Largo, Maryland: (Reform Sasscer) – Burroughs’ resignation from the school board left a vacancy that has now been filled.
Prince George’s County Executive Angela Alsobrooks released a statement announcing Madeline LaSalle as the new member of the county’s school board. Madeline LaSalle will serve the remainder of former board of education member Edward Burroughs’ term, which runs until December 2024.
LaSalle currently works for Arlington Public Schools in Virginia as the coordinator of the Academic Academy, an alternative program serving students within a trauma-sensitive framework. As a first-generation college graduate, LaSalle’s passion includes social justice work, trauma-informed care and restorative practices. A licensed clinical social worker, LaSalle also is a 2011 fellow of the National Hispana Leadership Institute, the Center for Creative Leadership and the Harvard JFK School of Government Leadership Consortium. She holds a bachelor of arts degree and master of social work from the Silberman School of Social Work at Hunter College in New York City, as well as an education specialist degree and education leadership and administration certificate from George Washington University’s School of Education in Washington, D.C.
LaSalle is the founder and current chair of the board for Latinas Leading Tomorrow, a non-profit that serves young Latinas in middle and high school.
“We are so proud to welcome Ms. LaSalle to the Prince George’s County Board of Education,” County Executive Alsobrooks said. “We remain heavily invested in the education of our children, and we are excited to have Ms. LaSalle join us in our efforts to continue to move our school system forward. Our goal is to ensure that our children can grow and thrive for years to come, and we believe that her experience in both education and social work, along with her passion for children, will make her a great addition to our board.”

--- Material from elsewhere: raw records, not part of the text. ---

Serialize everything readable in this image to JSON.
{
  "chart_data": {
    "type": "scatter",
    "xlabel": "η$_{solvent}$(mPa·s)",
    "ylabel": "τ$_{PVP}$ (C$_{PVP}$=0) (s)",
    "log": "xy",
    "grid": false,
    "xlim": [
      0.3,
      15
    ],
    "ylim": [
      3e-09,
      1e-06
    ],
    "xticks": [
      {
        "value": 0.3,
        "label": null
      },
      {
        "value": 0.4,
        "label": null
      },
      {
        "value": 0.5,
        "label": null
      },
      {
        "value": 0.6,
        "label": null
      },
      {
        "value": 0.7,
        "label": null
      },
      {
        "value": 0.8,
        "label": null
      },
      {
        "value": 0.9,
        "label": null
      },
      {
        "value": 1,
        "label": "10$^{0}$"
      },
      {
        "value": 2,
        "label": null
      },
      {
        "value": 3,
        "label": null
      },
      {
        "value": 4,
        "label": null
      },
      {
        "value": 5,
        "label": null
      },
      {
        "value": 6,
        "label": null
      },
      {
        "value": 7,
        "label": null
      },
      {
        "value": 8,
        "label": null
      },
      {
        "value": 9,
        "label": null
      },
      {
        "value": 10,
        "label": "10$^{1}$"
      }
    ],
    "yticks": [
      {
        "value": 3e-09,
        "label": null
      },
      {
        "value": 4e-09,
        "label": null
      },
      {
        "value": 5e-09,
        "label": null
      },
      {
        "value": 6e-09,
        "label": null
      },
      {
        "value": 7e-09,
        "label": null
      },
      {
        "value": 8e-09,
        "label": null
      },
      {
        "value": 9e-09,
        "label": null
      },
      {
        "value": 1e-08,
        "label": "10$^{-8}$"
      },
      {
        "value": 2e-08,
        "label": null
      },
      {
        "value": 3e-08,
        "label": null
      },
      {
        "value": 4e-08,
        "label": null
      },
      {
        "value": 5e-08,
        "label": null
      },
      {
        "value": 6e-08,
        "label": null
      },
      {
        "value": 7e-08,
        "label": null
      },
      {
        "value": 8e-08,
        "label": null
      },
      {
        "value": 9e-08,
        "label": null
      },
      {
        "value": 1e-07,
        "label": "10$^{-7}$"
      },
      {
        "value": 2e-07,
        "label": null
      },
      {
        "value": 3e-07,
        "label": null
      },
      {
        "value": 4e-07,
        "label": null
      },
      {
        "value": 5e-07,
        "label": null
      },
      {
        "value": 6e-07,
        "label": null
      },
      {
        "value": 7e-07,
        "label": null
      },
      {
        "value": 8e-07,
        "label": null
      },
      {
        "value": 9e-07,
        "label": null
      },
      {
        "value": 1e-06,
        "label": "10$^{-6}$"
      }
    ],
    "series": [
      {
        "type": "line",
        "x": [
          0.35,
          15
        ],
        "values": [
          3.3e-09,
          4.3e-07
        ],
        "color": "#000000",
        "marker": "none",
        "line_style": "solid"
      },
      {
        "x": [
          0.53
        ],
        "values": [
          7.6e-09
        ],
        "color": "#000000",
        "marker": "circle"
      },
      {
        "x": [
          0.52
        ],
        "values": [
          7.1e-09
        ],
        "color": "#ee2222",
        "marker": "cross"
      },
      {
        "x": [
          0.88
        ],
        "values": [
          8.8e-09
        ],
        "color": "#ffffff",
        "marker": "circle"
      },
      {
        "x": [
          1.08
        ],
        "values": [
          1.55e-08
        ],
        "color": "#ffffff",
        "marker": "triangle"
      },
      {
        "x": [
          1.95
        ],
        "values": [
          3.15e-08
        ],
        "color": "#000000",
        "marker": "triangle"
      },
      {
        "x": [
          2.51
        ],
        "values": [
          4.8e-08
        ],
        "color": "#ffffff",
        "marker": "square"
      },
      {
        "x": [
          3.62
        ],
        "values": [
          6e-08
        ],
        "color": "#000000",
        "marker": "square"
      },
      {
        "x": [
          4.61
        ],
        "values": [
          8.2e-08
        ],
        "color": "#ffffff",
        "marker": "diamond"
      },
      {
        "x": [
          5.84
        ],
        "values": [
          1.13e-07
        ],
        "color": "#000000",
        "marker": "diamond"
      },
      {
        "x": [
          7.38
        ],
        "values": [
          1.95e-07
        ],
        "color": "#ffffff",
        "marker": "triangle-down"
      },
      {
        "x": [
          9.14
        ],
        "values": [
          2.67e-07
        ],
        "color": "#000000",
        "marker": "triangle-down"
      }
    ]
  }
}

Ms. LaSalle appointment comes at a sensitive time, when corruption, in particular in Prince George’s county has become a state capture, leading to polarization among county citizens: those in support of corrupt regimes (because of kickbacks and handouts) versus those opposed to them. In the presence of diametrically opposed groups in society, compromise and reasoned discussion has diminished in many ways. As a result, Policies are judged not on the basis of ideology or a project’s inherent merits, but on who the policy proponents are and what benefits competing networks can reap such as within the Board itself and elsewhere. We hope the situation will be positively changed for the better soon and not the other way around.